Sept. 14 (UPI) — A Belarusian citizen living in Miami has agreed to forfeit nearly $5 million and pleaded guilty to participating in a scheme to purchase metal goods from a sanctioned oligarch.
Before U.S. Magistrate Judge Embry Kidd in an Orlando, Fla., court room, Sergey Karpushkin, 46, pleaded guilty Wednesday to one count each of conspiring to violate the International Emergency Economic Power Act and to commit money laundering, each of which are punishable with up to five years’ imprisonment.
As part of the plea, he has also agreed to hand over $4.7 million in proceeds he earned as part of the conspiracy.
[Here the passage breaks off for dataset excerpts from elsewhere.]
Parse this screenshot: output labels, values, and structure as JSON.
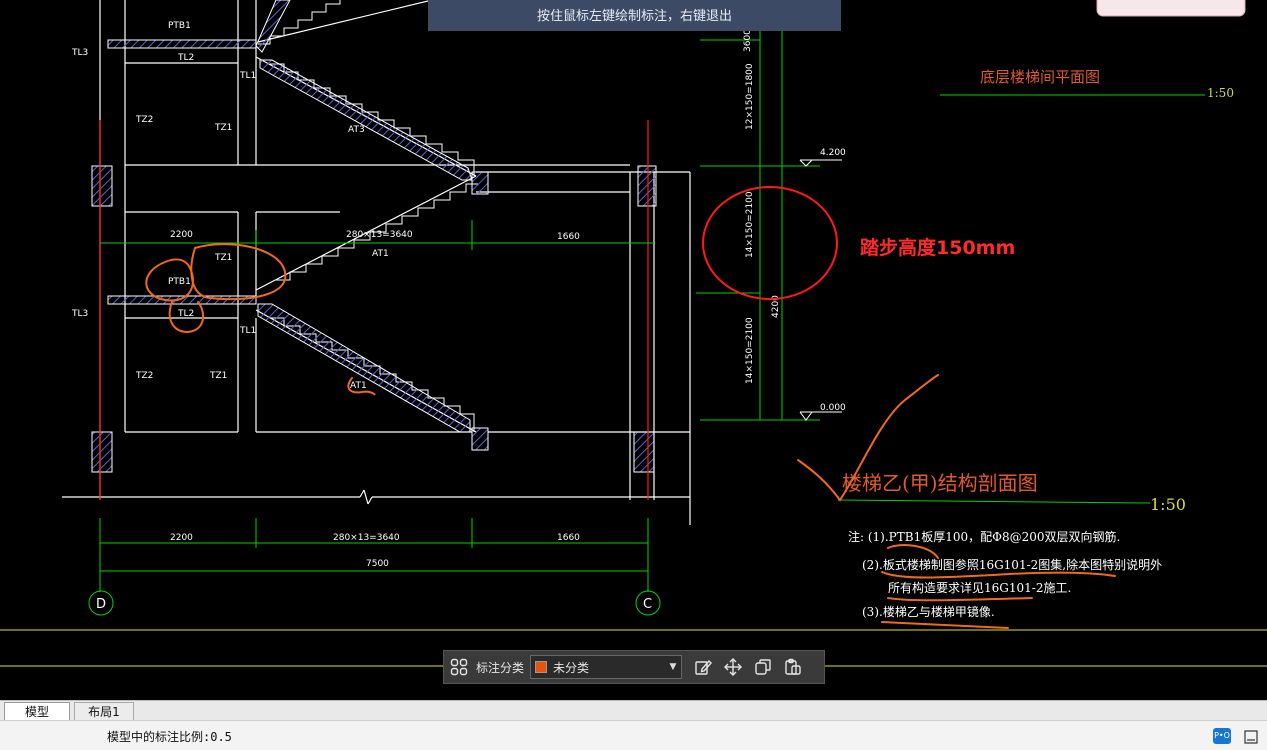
{
  "hint": "按住鼠标左键绘制标注，右键退出",
  "drawing": {
    "labels": {
      "ptb1_top": "PTB1",
      "tl2_top": "TL2",
      "tl3_top": "TL3",
      "tl1_top": "TL1",
      "tz2_top": "TZ2",
      "tz1_top": "TZ1",
      "at3": "AT3",
      "dim_2200_mid": "2200",
      "dim_280_mid": "280×13=3640",
      "dim_1660_mid": "1660",
      "tz1_mid": "TZ1",
      "ptb1_mid": "PTB1",
      "at1_mid": "AT1",
      "tl3_mid": "TL3",
      "tl2_mid": "TL2",
      "tl1_mid": "TL1",
      "tz2_bot": "TZ2",
      "tz1_bot": "TZ1",
      "at1_bot": "AT1",
      "dim_2200_bot": "2200",
      "dim_280_bot": "280×13=3640",
      "dim_1660_bot": "1660",
      "dim_7500": "7500",
      "axis_d": "D",
      "axis_c": "C",
      "vdim_3600": "3600",
      "vdim_12x150": "12×150=1800",
      "vdim_14x150_a": "14×150=2100",
      "vdim_4200": "4200",
      "vdim_14x150_b": "14×150=2100",
      "elev_4200": "4.200",
      "elev_0000": "0.000",
      "plan_title": "底层楼梯间平面图",
      "plan_scale": "1:50",
      "section_title": "楼梯乙(甲)结构剖面图",
      "section_scale": "1:50",
      "note1": "注: (1).PTB1板厚100，配Φ8@200双层双向钢筋.",
      "note2": "(2).板式楼梯制图参照16G101-2图集,除本图特别说明外",
      "note3": "所有构造要求详见16G101-2施工.",
      "note4": "(3).楼梯乙与楼梯甲镜像.",
      "annotation": "踏步高度150mm"
    }
  },
  "toolbar": {
    "grid_icon": "grid-icon",
    "label": "标注分类",
    "selected": "未分类",
    "swatch_color": "#e8540e",
    "edit_icon": "edit-icon",
    "move_icon": "move-icon",
    "copy_icon": "copy-icon",
    "paste_icon": "paste-icon"
  },
  "tabs": [
    "模型",
    "布局1"
  ],
  "status": {
    "text": "模型中的标注比例:0.5",
    "btn1": "P•O"
  },
  "colors": {
    "white": "#ffffff",
    "green": "#00d400",
    "yellow": "#e6e600",
    "red": "#ff1a1a",
    "orange": "#ef6a1c",
    "hatch": "#5f5fd0",
    "olive": "#d8d84a"
  }
}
Karpushkin was charged in an indictment unsealed in April for being involved in a three-year conspiracy during which he, along with at least one other co-conspirator, purchased more than $139 million in metal products, such as pig iron, steel billets and wire rods, from companies owned by 37-year-old Ukrainian oligarch Sergey Kurchenko.
Kurchenko was designated by the U.S. Treasury in 2015 over connections to the deposed pro-Russia Ukrainian government of disgraced President Viktor Yanukovych, the misappropriation of public assets and the undermining of democratic processes in Ukraine.
Since Russia invaded Ukraine on Feb. 24, 2022, Kurchenko has come under sanctions imposed by the European Union, Britain and Japan.
In the EU’s sanctioning note from April last year, the 27-member bloc accuses Kurchenko of having taken control of several large metallurgical, chemical and energy locations in separatist-held areas of Ukraine with the support of pro-Russia separatists.
He also owns the largest oil depot on the Russia-occupied Crimean Peninsula, where the EU said he strengthened independent power suppliers.
Court documents state that Karpushkin and his co-conspirator used Florida-based Metalhouse LLC to enter into contracts with Kurchenko’s businesses and intentionally concealed from U.S. banks and government officials the source and origin of the metal goods they acquired.
His co-conspirator was named in the indictment unsealed in April as Metalhouse president John Van Unsalan, who has been charged with one count of conspiring to violate and evade U.S. sanctions, 10 counts of violating IEEPA, one count of conspiring to commit international money laundering and 10 counts of international money laundering.
The investigation was conducted through the Justice Department’s Task Force KleptoCapture, which was launched in March 2022 to enforce sanctions, export controls and other punitive measures imposed by the United States and democratic allies against oligarchs and their companies in the wake of Russia’s full-scale invasion of Ukraine.